You can get part-way there with OverloadedLists :

The key here is defining an IsList instance. With overloaded lists, if GHC sees something like:

[x,y,z]

and can parse x , y , z as all the same type item , then it will put them into a list [x,y,z] :: [item] and call:

fromList :: [item] -> NestedList a

You have to choose the right definition of item to get this to work. And, since you want to be able to write:

[[another_nested_list],[another_nested_list]]

with the inner lists parsed exactly the same way, it turns out you need item to be NestedList a , too:

fromList :: [NestedList a] -> NestedList a

This gives the IsList instance:

{-# LANGUAGE TypeFamilies #-}
{-# LANGUAGE OverloadedLists #-}

import GHC.Exts

data NestedList a = Regular a | Nested [NestedList a] deriving (Show)

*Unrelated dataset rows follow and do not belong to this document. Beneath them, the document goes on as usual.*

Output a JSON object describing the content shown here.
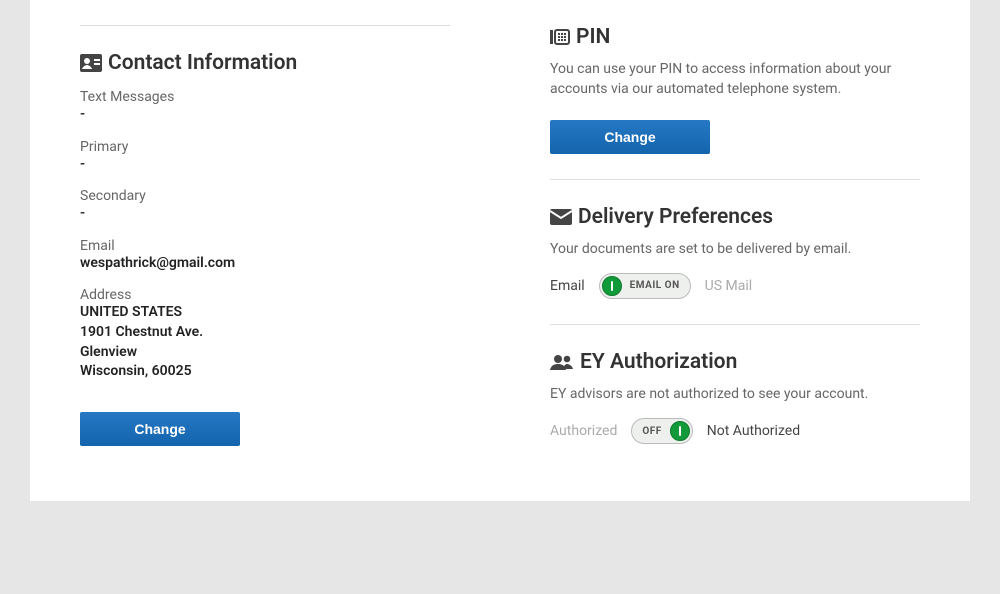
{
  "contact": {
    "heading": "Contact Information",
    "text_messages": {
      "label": "Text Messages",
      "value": "-"
    },
    "primary": {
      "label": "Primary",
      "value": "-"
    },
    "secondary": {
      "label": "Secondary",
      "value": "-"
    },
    "email": {
      "label": "Email",
      "value": "wespathrick@gmail.com"
    },
    "address": {
      "label": "Address",
      "country": "UNITED STATES",
      "street": "1901 Chestnut Ave.",
      "city": "Glenview",
      "state_zip": "Wisconsin, 60025"
    },
    "change_label": "Change"
  },
  "pin": {
    "heading": "PIN",
    "description": "You can use your PIN to access information about your accounts via our automated telephone system.",
    "change_label": "Change"
  },
  "delivery": {
    "heading": "Delivery Preferences",
    "description": "Your documents are set to be delivered by email.",
    "left_option": "Email",
    "toggle_text": "EMAIL ON",
    "right_option": "US Mail"
  },
  "ey": {
    "heading": "EY Authorization",
    "description": "EY advisors are not authorized to see your account.",
    "left_option": "Authorized",
    "toggle_text": "OFF",
    "right_option": "Not Authorized"
  }
}
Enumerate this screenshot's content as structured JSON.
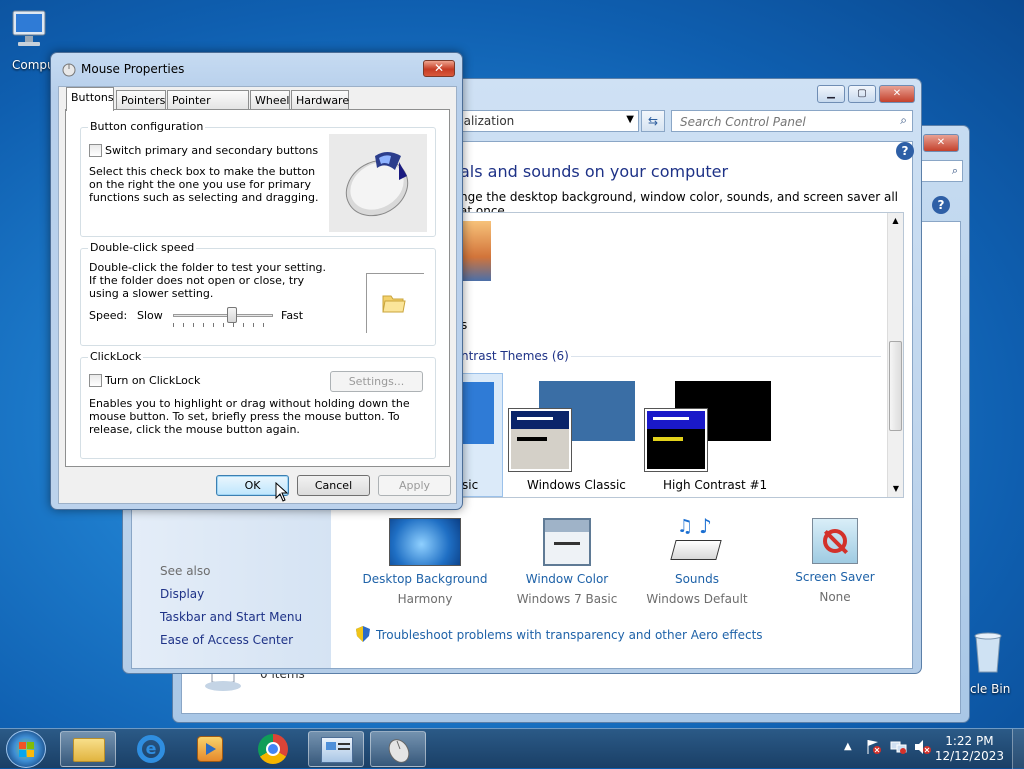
{
  "desktop": {
    "icons": [
      {
        "label": "Compu"
      },
      {
        "label": "cle Bin"
      }
    ]
  },
  "explorer_back": {
    "status": "0 items"
  },
  "control_panel": {
    "address": "nalization",
    "search_placeholder": "Search Control Panel",
    "heading": "als and sounds on your computer",
    "subheading": "nge the desktop background, window color, sounds, and screen saver all at once.",
    "theme_group_label": "ntrast Themes (6)",
    "theme_fragment_1": "s",
    "theme_fragment_2": "sic",
    "themes": [
      {
        "label": "Windows Classic"
      },
      {
        "label": "High Contrast #1"
      }
    ],
    "see_also": "See also",
    "links": [
      "Display",
      "Taskbar and Start Menu",
      "Ease of Access Center"
    ],
    "customize": [
      {
        "title": "Desktop Background",
        "value": "Harmony"
      },
      {
        "title": "Window Color",
        "value": "Windows 7 Basic"
      },
      {
        "title": "Sounds",
        "value": "Windows Default"
      },
      {
        "title": "Screen Saver",
        "value": "None"
      }
    ],
    "troubleshoot": "Troubleshoot problems with transparency and other Aero effects"
  },
  "dialog": {
    "title": "Mouse Properties",
    "close": "✕",
    "tabs": [
      "Buttons",
      "Pointers",
      "Pointer Options",
      "Wheel",
      "Hardware"
    ],
    "button_config": {
      "title": "Button configuration",
      "checkbox": "Switch primary and secondary buttons",
      "description": "Select this check box to make the button on the right the one you use for primary functions such as selecting and dragging."
    },
    "double_click": {
      "title": "Double-click speed",
      "description": "Double-click the folder to test your setting. If the folder does not open or close, try using a slower setting.",
      "speed_label": "Speed:",
      "slow": "Slow",
      "fast": "Fast",
      "speed_value": 0.6
    },
    "clicklock": {
      "title": "ClickLock",
      "checkbox": "Turn on ClickLock",
      "settings": "Settings...",
      "description": "Enables you to highlight or drag without holding down the mouse button. To set, briefly press the mouse button. To release, click the mouse button again."
    },
    "buttons": {
      "ok": "OK",
      "cancel": "Cancel",
      "apply": "Apply"
    }
  },
  "taskbar": {
    "time": "1:22 PM",
    "date": "12/12/2023"
  },
  "colors": {
    "link": "#1e3287",
    "heading": "#1e3287",
    "taskbar": "#1a3f66"
  }
}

instance IsList (NestedList a) where
  type Item (NestedList a) = NestedList a
  fromList = Nested

With this in place, you can write:

> flatten [Regular 1, Regular 2, Regular 3, [Regular 1, [Regular 1, Regular 2]], Regular 2]
[1,2,3,1,1,2,2]

Unfortunately, it doesn't work without the Regular s because 1 can't be parsed as an item , namely NestedList a .

You can play a dirty trick by defining a Num instance to parse the integer literal into a NestedList a like so:

instance (Num a) => Num (NestedList a) where
  fromInteger = Regular . fromInteger

and that'll let you write:

flatten [1,2,3,[1,[1,2]],2]
> [1,2,3,1,1,2,2]

That gets it working with integers only. If you try to write:

> flatten [[1.5,2.5]]
> flatten [["bar"],[["foo"]]

you'll get errors. You'd need to define a Fractional instance to handle 1.5 and an IsString instance (using OverloadedStrings ) to handle "bar" .